1. El señor Justino es propietario del predio El Milagro según consta en escritura pública de compraventa debidamente inscrita ante la Oficina de Registro de
Instrumentos Públicos.
2. Si bien el predio está mayoritariamente reservado a la producción ganadera, el señor Justino destinó 12 hectáreas del mismo al cultivo de caucho.
3. Durante los meses de agosto y septiembre de 1997, la plantación de caucho fue fumigada por la Policía Nacional a través de aspersión aérea con herbicidas sin definir, en una evidente falla en el servicio que produjo graves daños sobre el sembrado en su contextura arbórea y funcional que causó secamiento total de algunos árboles y parcial en otros afectando en un 88.6% la producción de látex.
4. Al efecto, se adelantó como prueba anticipada con intervención de peritos, una inspección judicial al predio afectado. Al finalizar la diligencia se hicieron presentes los apoderados de la parte demandada, por lo que no quedó constancia de su participación en la diligencia en el acta correspondiente.

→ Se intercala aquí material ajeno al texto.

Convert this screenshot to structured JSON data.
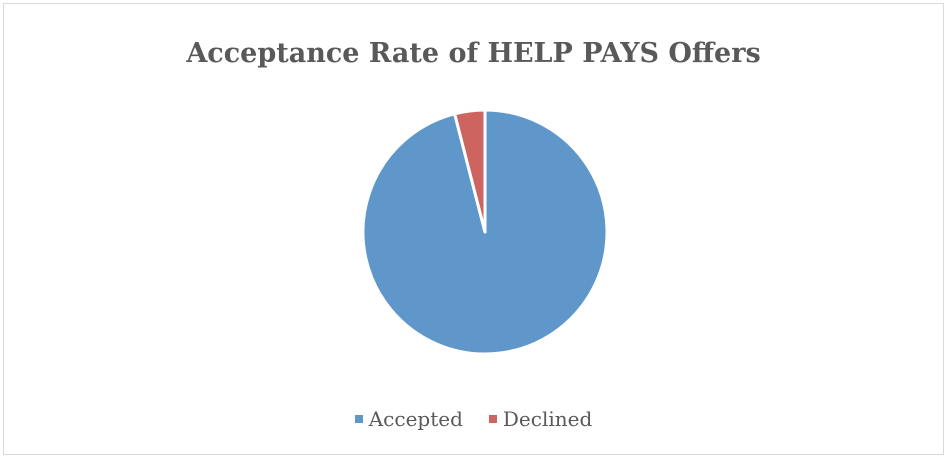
{
  "chart_data": {
    "type": "pie",
    "title": "Acceptance Rate of HELP PAYS Offers",
    "categories": [
      "Accepted",
      "Declined"
    ],
    "values": [
      96,
      4
    ],
    "colors": [
      "#5f97cb",
      "#cd6460"
    ],
    "legend": "bottom",
    "start_angle": "top",
    "direction": "clockwise"
  }
}
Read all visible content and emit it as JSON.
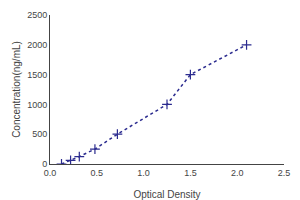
{
  "chart_data": {
    "type": "line",
    "x": [
      0.123,
      0.22,
      0.313,
      0.48,
      0.72,
      1.25,
      1.5,
      2.1
    ],
    "values": [
      0,
      62.5,
      125,
      250,
      500,
      1000,
      1500,
      2000
    ],
    "xlabel": "Optical Density",
    "ylabel": "Concentration(ng/mL)",
    "xlim": [
      0,
      2.5
    ],
    "ylim": [
      0,
      2500
    ],
    "xticks": [
      {
        "value": 0,
        "label": "0.0"
      },
      0.5,
      {
        "value": 1.0,
        "label": "1.0"
      },
      1.5,
      {
        "value": 2.0,
        "label": "2.0"
      },
      2.5
    ],
    "yticks": [
      0,
      500,
      1000,
      1500,
      2000,
      2500
    ],
    "color": "#2b2b8f",
    "marker": "+",
    "line_style": "dotted",
    "grid": false
  }
}
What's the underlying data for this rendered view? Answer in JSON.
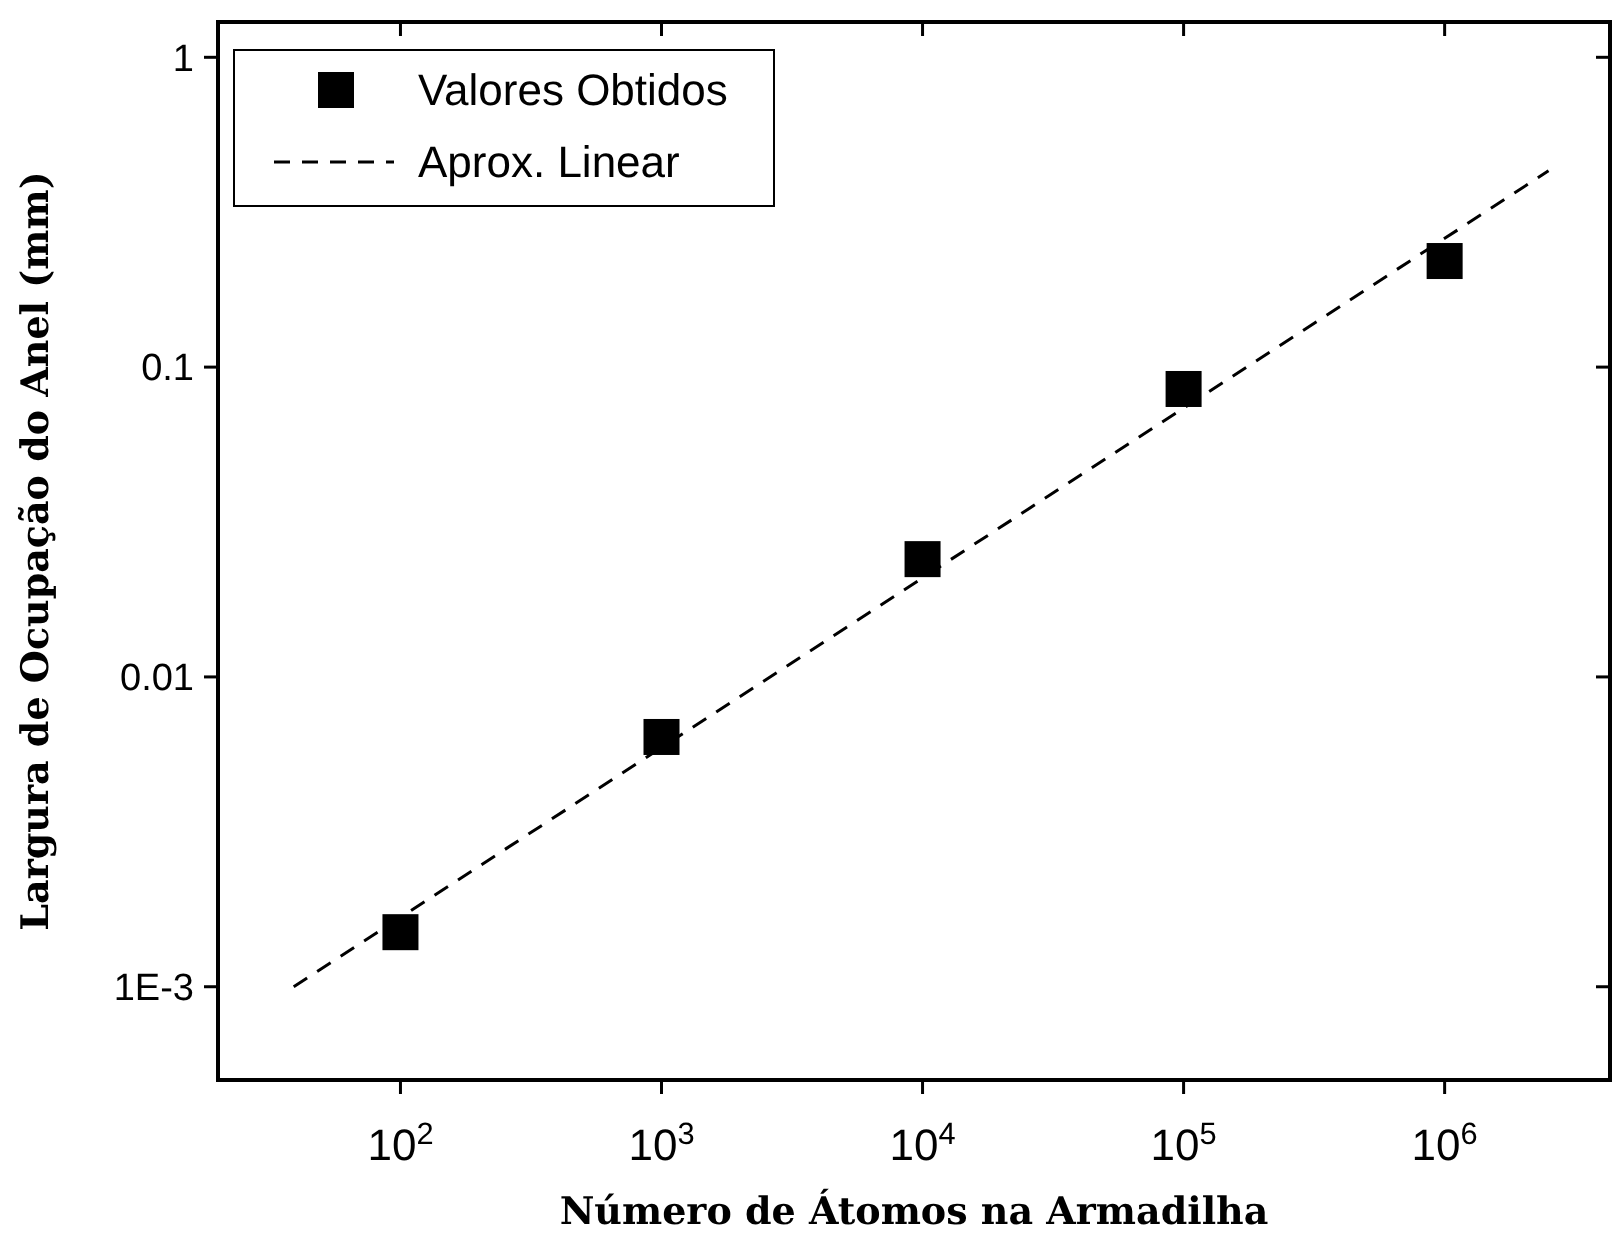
{
  "chart_data": {
    "type": "scatter",
    "xlabel": "Número de Átomos na Armadilha",
    "ylabel": "Largura de Ocupação do Anel (mm)",
    "log": "xy",
    "xlim": [
      20,
      4300000
    ],
    "ylim": [
      0.0005,
      1.3
    ],
    "xticks": [
      {
        "value": 100,
        "label": "10$^{2}$"
      },
      {
        "value": 1000,
        "label": "10$^{3}$"
      },
      {
        "value": 10000,
        "label": "10$^{4}$"
      },
      {
        "value": 100000,
        "label": "10$^{5}$"
      },
      {
        "value": 1000000,
        "label": "10$^{6}$"
      }
    ],
    "yticks": [
      {
        "value": 0.001,
        "label": "1E-3"
      },
      {
        "value": 0.01,
        "label": "0.01"
      },
      {
        "value": 0.1,
        "label": "0.1"
      },
      {
        "value": 1,
        "label": "1"
      }
    ],
    "legend": "top left",
    "grid": false,
    "series": [
      {
        "name": "Valores Obtidos",
        "marker": "square",
        "color": "#000000",
        "x": [
          100,
          1000,
          10000,
          100000,
          1000000
        ],
        "values": [
          0.0015,
          0.0064,
          0.024,
          0.085,
          0.22
        ]
      },
      {
        "name": "Aprox. Linear",
        "type": "line",
        "line_style": "dashed",
        "marker": "none",
        "color": "#000000",
        "x": [
          39,
          2500000
        ],
        "values": [
          0.001,
          0.43
        ]
      }
    ]
  }
}
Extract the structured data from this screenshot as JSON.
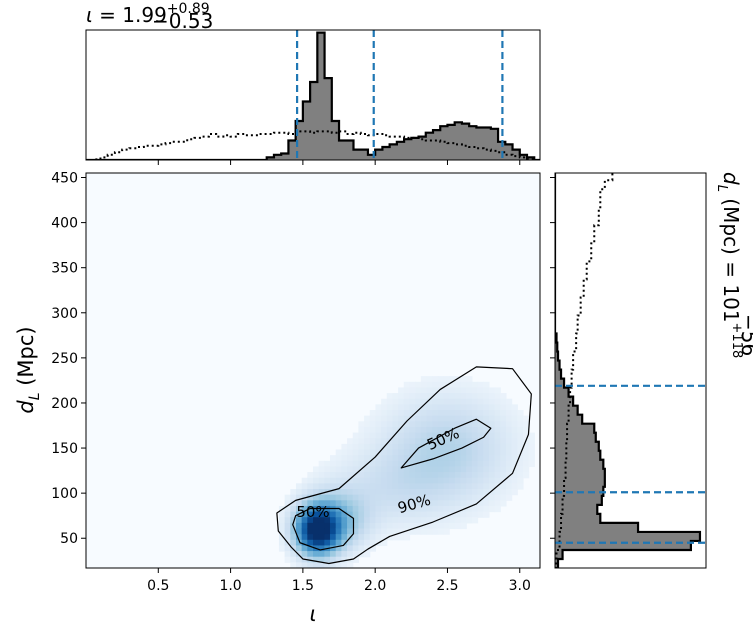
{
  "chart_data": [
    {
      "panel": "top-marginal",
      "type": "histogram",
      "title_symbol": "ι",
      "title_equals": " = ",
      "title_value": "1.99",
      "title_upper": "+0.89",
      "title_lower": "−0.53",
      "x_range": [
        0.0,
        3.14
      ],
      "dashed_lines_x": [
        1.46,
        1.99,
        2.88
      ],
      "dashed_color": "#1f77b4",
      "fill_color": "#808080",
      "steps": [
        [
          0.0,
          0.0
        ],
        [
          0.05,
          0.0
        ],
        [
          0.1,
          0.0
        ],
        [
          0.15,
          0.0
        ],
        [
          0.2,
          0.0
        ],
        [
          0.25,
          0.0
        ],
        [
          0.3,
          0.0
        ],
        [
          0.35,
          0.0
        ],
        [
          0.4,
          0.0
        ],
        [
          0.45,
          0.0
        ],
        [
          0.5,
          0.0
        ],
        [
          0.55,
          0.0
        ],
        [
          0.6,
          0.0
        ],
        [
          0.65,
          0.0
        ],
        [
          0.7,
          0.0
        ],
        [
          0.75,
          0.0
        ],
        [
          0.8,
          0.0
        ],
        [
          0.85,
          0.0
        ],
        [
          0.9,
          0.0
        ],
        [
          0.95,
          0.0
        ],
        [
          1.0,
          0.0
        ],
        [
          1.05,
          0.0
        ],
        [
          1.1,
          0.0
        ],
        [
          1.15,
          0.0
        ],
        [
          1.2,
          0.0
        ],
        [
          1.25,
          0.02
        ],
        [
          1.3,
          0.04
        ],
        [
          1.35,
          0.05
        ],
        [
          1.4,
          0.15
        ],
        [
          1.45,
          0.3
        ],
        [
          1.5,
          0.45
        ],
        [
          1.55,
          0.6
        ],
        [
          1.6,
          0.98
        ],
        [
          1.65,
          0.63
        ],
        [
          1.7,
          0.3
        ],
        [
          1.75,
          0.15
        ],
        [
          1.8,
          0.15
        ],
        [
          1.85,
          0.08
        ],
        [
          1.9,
          0.08
        ],
        [
          1.95,
          0.04
        ],
        [
          2.0,
          0.08
        ],
        [
          2.05,
          0.1
        ],
        [
          2.1,
          0.12
        ],
        [
          2.15,
          0.14
        ],
        [
          2.2,
          0.16
        ],
        [
          2.25,
          0.17
        ],
        [
          2.3,
          0.18
        ],
        [
          2.35,
          0.21
        ],
        [
          2.4,
          0.23
        ],
        [
          2.45,
          0.26
        ],
        [
          2.5,
          0.27
        ],
        [
          2.55,
          0.29
        ],
        [
          2.6,
          0.28
        ],
        [
          2.65,
          0.26
        ],
        [
          2.7,
          0.25
        ],
        [
          2.75,
          0.25
        ],
        [
          2.8,
          0.24
        ],
        [
          2.85,
          0.14
        ],
        [
          2.9,
          0.12
        ],
        [
          2.95,
          0.08
        ],
        [
          3.0,
          0.04
        ],
        [
          3.05,
          0.02
        ],
        [
          3.1,
          0.0
        ]
      ],
      "prior_steps": [
        [
          0.0,
          0.0
        ],
        [
          0.05,
          0.005
        ],
        [
          0.1,
          0.02
        ],
        [
          0.15,
          0.04
        ],
        [
          0.2,
          0.06
        ],
        [
          0.25,
          0.08
        ],
        [
          0.3,
          0.09
        ],
        [
          0.35,
          0.1
        ],
        [
          0.4,
          0.11
        ],
        [
          0.45,
          0.11
        ],
        [
          0.5,
          0.12
        ],
        [
          0.55,
          0.13
        ],
        [
          0.6,
          0.14
        ],
        [
          0.65,
          0.14
        ],
        [
          0.7,
          0.16
        ],
        [
          0.75,
          0.17
        ],
        [
          0.8,
          0.18
        ],
        [
          0.85,
          0.2
        ],
        [
          0.9,
          0.18
        ],
        [
          0.95,
          0.19
        ],
        [
          1.0,
          0.18
        ],
        [
          1.05,
          0.2
        ],
        [
          1.1,
          0.19
        ],
        [
          1.15,
          0.19
        ],
        [
          1.2,
          0.2
        ],
        [
          1.25,
          0.2
        ],
        [
          1.3,
          0.21
        ],
        [
          1.35,
          0.21
        ],
        [
          1.4,
          0.2
        ],
        [
          1.45,
          0.22
        ],
        [
          1.5,
          0.22
        ],
        [
          1.55,
          0.21
        ],
        [
          1.6,
          0.22
        ],
        [
          1.65,
          0.22
        ],
        [
          1.7,
          0.21
        ],
        [
          1.75,
          0.22
        ],
        [
          1.8,
          0.2
        ],
        [
          1.85,
          0.21
        ],
        [
          1.9,
          0.2
        ],
        [
          1.95,
          0.19
        ],
        [
          2.0,
          0.2
        ],
        [
          2.05,
          0.19
        ],
        [
          2.1,
          0.18
        ],
        [
          2.15,
          0.18
        ],
        [
          2.2,
          0.17
        ],
        [
          2.25,
          0.17
        ],
        [
          2.3,
          0.16
        ],
        [
          2.35,
          0.15
        ],
        [
          2.4,
          0.15
        ],
        [
          2.45,
          0.14
        ],
        [
          2.5,
          0.13
        ],
        [
          2.55,
          0.12
        ],
        [
          2.6,
          0.11
        ],
        [
          2.65,
          0.1
        ],
        [
          2.7,
          0.09
        ],
        [
          2.75,
          0.08
        ],
        [
          2.8,
          0.07
        ],
        [
          2.85,
          0.06
        ],
        [
          2.9,
          0.04
        ],
        [
          2.95,
          0.03
        ],
        [
          3.0,
          0.02
        ],
        [
          3.05,
          0.01
        ],
        [
          3.1,
          0.0
        ]
      ]
    },
    {
      "panel": "main-density",
      "type": "heatmap",
      "xlabel": "ι",
      "ylabel_symbol": "d",
      "ylabel_sub": "L",
      "ylabel_unit": " (Mpc)",
      "xlim": [
        0.0,
        3.14
      ],
      "ylim": [
        17,
        455
      ],
      "x_ticks": [
        {
          "v": 0.5,
          "label": "0.5"
        },
        {
          "v": 1.0,
          "label": "1.0"
        },
        {
          "v": 1.5,
          "label": "1.5"
        },
        {
          "v": 2.0,
          "label": "2.0"
        },
        {
          "v": 2.5,
          "label": "2.5"
        },
        {
          "v": 3.0,
          "label": "3.0"
        }
      ],
      "y_ticks": [
        {
          "v": 50,
          "label": "50"
        },
        {
          "v": 100,
          "label": "100"
        },
        {
          "v": 150,
          "label": "150"
        },
        {
          "v": 200,
          "label": "200"
        },
        {
          "v": 250,
          "label": "250"
        },
        {
          "v": 300,
          "label": "300"
        },
        {
          "v": 350,
          "label": "350"
        },
        {
          "v": 400,
          "label": "400"
        },
        {
          "v": 450,
          "label": "450"
        }
      ],
      "density_peaks": [
        {
          "x": 1.6,
          "y": 58,
          "sx": 0.1,
          "sy": 18,
          "w": 1.0
        },
        {
          "x": 1.72,
          "y": 70,
          "sx": 0.15,
          "sy": 22,
          "w": 0.35
        },
        {
          "x": 2.5,
          "y": 150,
          "sx": 0.3,
          "sy": 40,
          "w": 0.22
        },
        {
          "x": 2.1,
          "y": 105,
          "sx": 0.3,
          "sy": 30,
          "w": 0.12
        }
      ],
      "contours": [
        {
          "level": "90%",
          "label_pos": {
            "x": 2.27,
            "y": 88
          },
          "label_angle": -16,
          "points": [
            [
              1.42,
              40
            ],
            [
              1.5,
              27
            ],
            [
              1.68,
              22
            ],
            [
              1.85,
              27
            ],
            [
              1.95,
              38
            ],
            [
              2.1,
              52
            ],
            [
              2.4,
              68
            ],
            [
              2.7,
              88
            ],
            [
              2.95,
              122
            ],
            [
              3.06,
              165
            ],
            [
              3.08,
              210
            ],
            [
              2.95,
              238
            ],
            [
              2.7,
              240
            ],
            [
              2.45,
              215
            ],
            [
              2.22,
              180
            ],
            [
              2.0,
              140
            ],
            [
              1.75,
              105
            ],
            [
              1.45,
              92
            ],
            [
              1.32,
              78
            ],
            [
              1.33,
              58
            ],
            [
              1.42,
              40
            ]
          ]
        },
        {
          "level": "50%",
          "label_pos": {
            "x": 1.57,
            "y": 79
          },
          "label_angle": 0,
          "points": [
            [
              1.43,
              65
            ],
            [
              1.48,
              45
            ],
            [
              1.62,
              37
            ],
            [
              1.78,
              42
            ],
            [
              1.85,
              55
            ],
            [
              1.85,
              72
            ],
            [
              1.75,
              83
            ],
            [
              1.55,
              83
            ],
            [
              1.45,
              75
            ],
            [
              1.43,
              65
            ]
          ]
        },
        {
          "level": "50%",
          "label_pos": {
            "x": 2.47,
            "y": 160
          },
          "label_angle": -24,
          "points": [
            [
              2.18,
              128
            ],
            [
              2.4,
              138
            ],
            [
              2.6,
              150
            ],
            [
              2.75,
              162
            ],
            [
              2.8,
              172
            ],
            [
              2.7,
              182
            ],
            [
              2.55,
              172
            ],
            [
              2.3,
              150
            ],
            [
              2.18,
              128
            ]
          ]
        }
      ]
    },
    {
      "panel": "right-marginal",
      "type": "histogram",
      "orientation": "horizontal",
      "title_symbol": "d",
      "title_sub": "L",
      "title_unit": " (Mpc) = ",
      "title_value": "101",
      "title_upper": "+118",
      "title_lower": "−56",
      "y_range": [
        17,
        455
      ],
      "dashed_lines_y": [
        45,
        101,
        219
      ],
      "dashed_color": "#1f77b4",
      "fill_color": "#808080",
      "steps": [
        [
          17,
          0.02
        ],
        [
          27,
          0.05
        ],
        [
          37,
          0.9
        ],
        [
          47,
          0.96
        ],
        [
          57,
          0.55
        ],
        [
          67,
          0.3
        ],
        [
          77,
          0.28
        ],
        [
          87,
          0.31
        ],
        [
          97,
          0.32
        ],
        [
          107,
          0.33
        ],
        [
          117,
          0.33
        ],
        [
          127,
          0.32
        ],
        [
          137,
          0.3
        ],
        [
          147,
          0.29
        ],
        [
          157,
          0.27
        ],
        [
          167,
          0.26
        ],
        [
          177,
          0.18
        ],
        [
          187,
          0.15
        ],
        [
          197,
          0.12
        ],
        [
          207,
          0.09
        ],
        [
          217,
          0.06
        ],
        [
          227,
          0.04
        ],
        [
          237,
          0.03
        ],
        [
          247,
          0.02
        ],
        [
          257,
          0.015
        ],
        [
          267,
          0.01
        ],
        [
          277,
          0.0
        ],
        [
          455,
          0.0
        ]
      ],
      "prior_steps": [
        [
          17,
          0.01
        ],
        [
          37,
          0.03
        ],
        [
          57,
          0.04
        ],
        [
          77,
          0.05
        ],
        [
          97,
          0.06
        ],
        [
          117,
          0.07
        ],
        [
          137,
          0.075
        ],
        [
          157,
          0.08
        ],
        [
          177,
          0.09
        ],
        [
          197,
          0.1
        ],
        [
          217,
          0.11
        ],
        [
          237,
          0.12
        ],
        [
          257,
          0.14
        ],
        [
          277,
          0.15
        ],
        [
          297,
          0.17
        ],
        [
          317,
          0.19
        ],
        [
          337,
          0.21
        ],
        [
          357,
          0.24
        ],
        [
          377,
          0.26
        ],
        [
          397,
          0.29
        ],
        [
          417,
          0.3
        ],
        [
          437,
          0.33
        ],
        [
          447,
          0.38
        ],
        [
          455,
          0.38
        ]
      ]
    }
  ]
}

Con el objetivo de demostrar lo anterior, adjuntó el expediente contentivo de la prueba anticipada de inspección judicial con intervención de peritos. Adicionalmente solicitó oficiar al Comandante de la Zona Sur Antinarcóticos de la Policía Nacional, al Jefe de Auditoría Ambiental para Cultivos Ilícitos, al Jefe de
Políticas y Regulaciones del Programa de Erradicación de Cultivos Ilícitos, Narcotráfico y Percusores Químicos, y a la Oficina de erradicación de cultivos ilícitos de la Policía Nacional, para que arrimen los documentos en los que consten el plan o itinerario de operaciones de fumigación con herbicidas químicos realizadas a predios ubicados en la jurisdicción de La Montañita, en los meses de agosto y septiembre de 1997, indicando la relación e identidad de las aeronaves que participaron en dichos operativos; indiquen la clase de químicos utilizados detallando sus componentes y relacionando los efectos e impactos más comunes sobre las plantaciones vegetales; expresen las razones por las cuales se ordenó fumigar el cultivo de caucho en el predio El Milagro; enumeren los procedimientos utilizados para identificar los cultivos ilícitos; y adjunten los informes administrativos y disciplinarios adelantados con el fin de investigar las equivocaciones en los planes de fumigación realizados por cualquiera de las entidades que tienen a su cargo el debido funcionamiento de la política gubernamental antinarcóticos. Adicionalmente solicitó la práctica de algunos testimonios.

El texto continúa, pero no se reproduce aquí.